Comment faire de l’histoire de la pensée économique ?
Point clé
Au-delà des définitions particulières que les différentes écoles de pensée ont pu donner de la discipline, la science économique partage avec l’ensemble des sciences sociales une interrogation générale sur la possibilité de constituer un ordre social sur un mode décentralisé.
Considérant que cet ordre social est d’abord un ordre économique, la science économique décline cette interrogation générale en un questionnement particulier sur le processus de formation des grandeurs économiques.
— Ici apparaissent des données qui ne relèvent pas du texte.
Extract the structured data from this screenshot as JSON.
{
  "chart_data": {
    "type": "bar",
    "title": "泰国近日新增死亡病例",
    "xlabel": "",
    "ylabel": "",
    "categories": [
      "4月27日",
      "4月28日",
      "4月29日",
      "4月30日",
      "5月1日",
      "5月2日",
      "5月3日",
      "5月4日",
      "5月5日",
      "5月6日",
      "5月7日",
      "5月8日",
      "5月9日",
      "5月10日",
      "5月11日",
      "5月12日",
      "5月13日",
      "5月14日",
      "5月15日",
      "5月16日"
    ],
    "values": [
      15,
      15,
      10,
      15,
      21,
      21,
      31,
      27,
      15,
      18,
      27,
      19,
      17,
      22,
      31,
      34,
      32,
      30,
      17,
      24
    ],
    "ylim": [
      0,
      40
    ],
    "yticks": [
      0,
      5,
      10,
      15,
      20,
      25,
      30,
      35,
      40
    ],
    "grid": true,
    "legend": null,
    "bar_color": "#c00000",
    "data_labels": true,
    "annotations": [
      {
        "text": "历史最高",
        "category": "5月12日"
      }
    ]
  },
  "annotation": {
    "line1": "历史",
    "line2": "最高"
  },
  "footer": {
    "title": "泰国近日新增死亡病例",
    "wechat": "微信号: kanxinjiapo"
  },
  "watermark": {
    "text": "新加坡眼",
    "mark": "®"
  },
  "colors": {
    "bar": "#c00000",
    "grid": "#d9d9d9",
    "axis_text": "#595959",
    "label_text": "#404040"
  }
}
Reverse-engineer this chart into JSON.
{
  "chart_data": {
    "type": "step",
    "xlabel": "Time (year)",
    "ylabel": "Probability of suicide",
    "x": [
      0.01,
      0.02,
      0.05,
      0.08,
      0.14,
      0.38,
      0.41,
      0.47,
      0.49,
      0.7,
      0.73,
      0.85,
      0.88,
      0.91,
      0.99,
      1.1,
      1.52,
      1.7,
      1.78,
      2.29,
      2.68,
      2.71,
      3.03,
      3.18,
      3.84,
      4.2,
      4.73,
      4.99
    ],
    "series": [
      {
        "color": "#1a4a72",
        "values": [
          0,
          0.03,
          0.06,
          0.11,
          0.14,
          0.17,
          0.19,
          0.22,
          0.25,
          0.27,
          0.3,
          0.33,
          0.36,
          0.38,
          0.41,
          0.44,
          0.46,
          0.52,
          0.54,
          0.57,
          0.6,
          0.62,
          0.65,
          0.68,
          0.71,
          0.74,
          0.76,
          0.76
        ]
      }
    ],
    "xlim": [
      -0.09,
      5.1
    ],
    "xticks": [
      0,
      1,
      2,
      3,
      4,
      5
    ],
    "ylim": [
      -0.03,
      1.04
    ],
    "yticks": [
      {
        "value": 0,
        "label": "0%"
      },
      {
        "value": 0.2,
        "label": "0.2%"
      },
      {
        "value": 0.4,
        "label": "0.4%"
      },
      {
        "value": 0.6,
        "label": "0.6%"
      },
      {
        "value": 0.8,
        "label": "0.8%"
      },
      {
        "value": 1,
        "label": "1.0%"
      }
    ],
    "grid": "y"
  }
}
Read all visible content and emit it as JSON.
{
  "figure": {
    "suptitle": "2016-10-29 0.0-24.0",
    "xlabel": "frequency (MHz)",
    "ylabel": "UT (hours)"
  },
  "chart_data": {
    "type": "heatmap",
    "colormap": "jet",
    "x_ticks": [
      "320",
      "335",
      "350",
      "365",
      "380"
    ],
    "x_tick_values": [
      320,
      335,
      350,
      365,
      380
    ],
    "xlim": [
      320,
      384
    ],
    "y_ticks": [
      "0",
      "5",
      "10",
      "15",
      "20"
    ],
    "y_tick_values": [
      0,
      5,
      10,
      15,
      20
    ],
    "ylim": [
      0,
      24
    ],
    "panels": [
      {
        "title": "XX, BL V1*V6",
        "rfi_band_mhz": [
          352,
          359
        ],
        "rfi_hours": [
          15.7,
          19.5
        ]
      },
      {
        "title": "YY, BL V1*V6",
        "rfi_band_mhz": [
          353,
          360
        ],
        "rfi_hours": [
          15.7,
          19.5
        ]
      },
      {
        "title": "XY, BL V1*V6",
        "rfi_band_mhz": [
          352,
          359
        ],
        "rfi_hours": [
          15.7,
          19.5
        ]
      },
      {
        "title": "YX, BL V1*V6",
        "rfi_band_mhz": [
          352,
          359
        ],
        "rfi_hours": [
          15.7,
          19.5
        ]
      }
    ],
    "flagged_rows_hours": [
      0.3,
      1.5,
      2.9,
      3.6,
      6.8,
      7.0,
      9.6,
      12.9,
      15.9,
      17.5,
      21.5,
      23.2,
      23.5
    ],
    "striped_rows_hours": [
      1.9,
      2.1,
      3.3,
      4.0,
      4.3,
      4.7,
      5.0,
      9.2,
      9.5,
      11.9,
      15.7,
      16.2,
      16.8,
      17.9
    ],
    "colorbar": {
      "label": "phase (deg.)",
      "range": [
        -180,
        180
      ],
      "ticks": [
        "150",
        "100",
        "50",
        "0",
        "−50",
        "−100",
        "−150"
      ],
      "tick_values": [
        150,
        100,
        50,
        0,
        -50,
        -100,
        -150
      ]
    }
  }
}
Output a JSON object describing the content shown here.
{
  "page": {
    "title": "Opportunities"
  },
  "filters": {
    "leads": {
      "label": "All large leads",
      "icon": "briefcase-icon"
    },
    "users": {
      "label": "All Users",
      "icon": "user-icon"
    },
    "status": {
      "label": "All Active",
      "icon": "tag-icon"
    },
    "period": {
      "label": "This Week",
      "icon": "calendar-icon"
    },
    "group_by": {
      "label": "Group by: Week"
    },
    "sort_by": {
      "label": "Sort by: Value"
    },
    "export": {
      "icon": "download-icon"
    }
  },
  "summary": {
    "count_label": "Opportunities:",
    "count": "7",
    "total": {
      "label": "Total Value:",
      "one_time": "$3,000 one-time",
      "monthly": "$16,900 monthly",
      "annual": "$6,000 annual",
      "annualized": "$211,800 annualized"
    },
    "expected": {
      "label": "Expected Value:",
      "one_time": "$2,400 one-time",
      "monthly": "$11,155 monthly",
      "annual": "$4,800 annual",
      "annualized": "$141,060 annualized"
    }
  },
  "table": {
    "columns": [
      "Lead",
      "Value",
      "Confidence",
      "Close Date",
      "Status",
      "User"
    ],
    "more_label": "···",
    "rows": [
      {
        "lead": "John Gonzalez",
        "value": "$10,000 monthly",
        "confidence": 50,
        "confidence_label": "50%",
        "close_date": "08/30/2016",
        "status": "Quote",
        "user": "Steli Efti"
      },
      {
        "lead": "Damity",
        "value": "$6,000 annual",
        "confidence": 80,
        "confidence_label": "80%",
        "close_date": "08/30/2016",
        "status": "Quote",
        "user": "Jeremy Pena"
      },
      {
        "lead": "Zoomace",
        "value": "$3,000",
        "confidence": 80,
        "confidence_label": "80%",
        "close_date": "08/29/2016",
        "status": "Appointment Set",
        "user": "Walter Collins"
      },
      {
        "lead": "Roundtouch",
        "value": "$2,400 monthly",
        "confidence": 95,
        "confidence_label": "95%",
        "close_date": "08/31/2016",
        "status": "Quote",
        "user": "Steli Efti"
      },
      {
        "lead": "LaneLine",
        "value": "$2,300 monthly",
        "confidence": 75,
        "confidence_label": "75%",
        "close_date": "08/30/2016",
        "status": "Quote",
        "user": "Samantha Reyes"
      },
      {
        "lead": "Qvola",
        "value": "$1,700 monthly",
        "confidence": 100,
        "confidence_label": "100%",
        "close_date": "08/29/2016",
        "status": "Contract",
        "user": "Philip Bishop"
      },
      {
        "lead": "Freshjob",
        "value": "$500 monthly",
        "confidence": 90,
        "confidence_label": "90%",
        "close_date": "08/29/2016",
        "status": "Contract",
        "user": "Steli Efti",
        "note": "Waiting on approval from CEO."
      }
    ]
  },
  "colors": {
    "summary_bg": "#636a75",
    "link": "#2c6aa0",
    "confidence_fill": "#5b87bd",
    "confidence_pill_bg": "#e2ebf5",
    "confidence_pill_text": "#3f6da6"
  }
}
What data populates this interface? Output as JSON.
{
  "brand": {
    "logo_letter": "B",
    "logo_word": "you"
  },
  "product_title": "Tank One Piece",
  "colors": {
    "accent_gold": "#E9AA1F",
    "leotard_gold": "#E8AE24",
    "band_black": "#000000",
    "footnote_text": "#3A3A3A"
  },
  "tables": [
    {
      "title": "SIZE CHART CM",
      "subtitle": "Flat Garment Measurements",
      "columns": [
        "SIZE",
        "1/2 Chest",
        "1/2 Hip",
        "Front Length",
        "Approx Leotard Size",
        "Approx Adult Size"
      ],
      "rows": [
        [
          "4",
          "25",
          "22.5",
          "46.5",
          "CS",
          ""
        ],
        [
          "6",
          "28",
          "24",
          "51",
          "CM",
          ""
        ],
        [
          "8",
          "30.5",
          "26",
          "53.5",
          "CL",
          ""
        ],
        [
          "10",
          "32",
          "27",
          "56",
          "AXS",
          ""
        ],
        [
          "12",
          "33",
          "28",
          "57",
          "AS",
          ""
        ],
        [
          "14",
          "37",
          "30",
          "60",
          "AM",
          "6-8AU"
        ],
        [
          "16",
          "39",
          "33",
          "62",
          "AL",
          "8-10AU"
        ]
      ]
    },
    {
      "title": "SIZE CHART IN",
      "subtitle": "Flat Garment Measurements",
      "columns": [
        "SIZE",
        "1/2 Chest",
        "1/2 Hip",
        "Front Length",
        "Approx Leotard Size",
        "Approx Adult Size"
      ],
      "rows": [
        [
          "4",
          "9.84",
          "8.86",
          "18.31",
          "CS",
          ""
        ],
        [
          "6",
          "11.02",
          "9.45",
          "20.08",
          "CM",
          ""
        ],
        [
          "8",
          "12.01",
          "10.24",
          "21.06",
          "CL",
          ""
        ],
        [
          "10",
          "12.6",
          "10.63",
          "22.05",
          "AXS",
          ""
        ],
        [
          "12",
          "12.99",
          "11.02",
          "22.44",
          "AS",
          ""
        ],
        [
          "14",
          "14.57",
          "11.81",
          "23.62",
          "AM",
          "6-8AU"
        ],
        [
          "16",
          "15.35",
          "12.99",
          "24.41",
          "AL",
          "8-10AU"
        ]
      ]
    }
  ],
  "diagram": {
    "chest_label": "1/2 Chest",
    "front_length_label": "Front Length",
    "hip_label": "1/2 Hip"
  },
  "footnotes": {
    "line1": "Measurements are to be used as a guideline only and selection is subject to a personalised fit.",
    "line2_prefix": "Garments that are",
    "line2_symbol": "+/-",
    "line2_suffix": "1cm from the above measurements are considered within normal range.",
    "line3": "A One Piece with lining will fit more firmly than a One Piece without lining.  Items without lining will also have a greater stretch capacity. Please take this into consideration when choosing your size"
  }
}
L’histoire des réponses apportées à ce questionne-
ment peut alors se faire, soit à la lumière de l’état présent de la théorie économique (pour souligner le processus qui a conduit à sa constitution), soit du point de vue de son origine
(pour souligner la permanence des conceptions classiques et leur enrichissement progressif), soit de manière à éclairer les débats théoriques contemporains : l’histoire de la pensée économique est alors conçue comme un élément central du progrès des connaissances en économie.
1. L’OBJET DE LA SCIENCE ÉCONOMIQUE
La question même de la définition de l’objet de la science économique, du questionnement qui l’identifie comme discipline autonome, a reçu, dans l’histoire de la pensée, de réponses
diverses. Identifiée à une science des richesses à la période classique, elle se définira ensuite comme la science des choix individuels en univers de rareté. Au-delà de ces définitions particulières, la question commune qui rassemble les économistes est celle du processus de formation des grandeurs économiques. À son tour, cette question renvoie à l’interrogation fondamentale, et partagée, sur les conséquences sociales de l’individualisme.
a) À la période classique : l’économie politique, science des richesses
La période classique couvre le xix siècle (cf. fiche 9). Elle commence avec Adam Smith (Recherches sur la nature et les causes de la richesse des nations, 1776 : cf. fiche 13), se poursuit avec notamment David Ricardo (Des principes de l’économie politique et de l’impôt,
1817 : cf. fiche 14) et s’achève, à la fin du siècle, avec Karl Marx (cf. fiches 17 et 19) qui est, d’une certaine manière, le « dernier des classiques ». Les classiques sont donc des contemporains de la première révolution industrielle, du développement du capitalisme industriel, puis de ses crises dans la seconde moitié du xix siècle.
Leur interrogation principale concerne donc ce qu’on appellerait aujourd’hui le processus de croissance économique, c’est-à-dire processus d’accumulation des richesses
:il s’agit de s’interroger sur 1) les causes de la richesse (ce qui conduit à s’interroger sur le processus de production, le mécanisme de la division du travail et les mécanismes de l’échange) ; 2) sur sa nature (ce qui conduit à s’interroger sur la nature de la monnaie et les concepts de valeur et de prix);3) sur sa répartition (détermination de se revenus et mécanismes de la redistribution). En corollaire, ils s’interrogent sur les limites éventuelles que pourrait rencontrer ce processus d’accumulation des richesses, et ce notamment à l’occasion de l’analyse des crise et des cycles.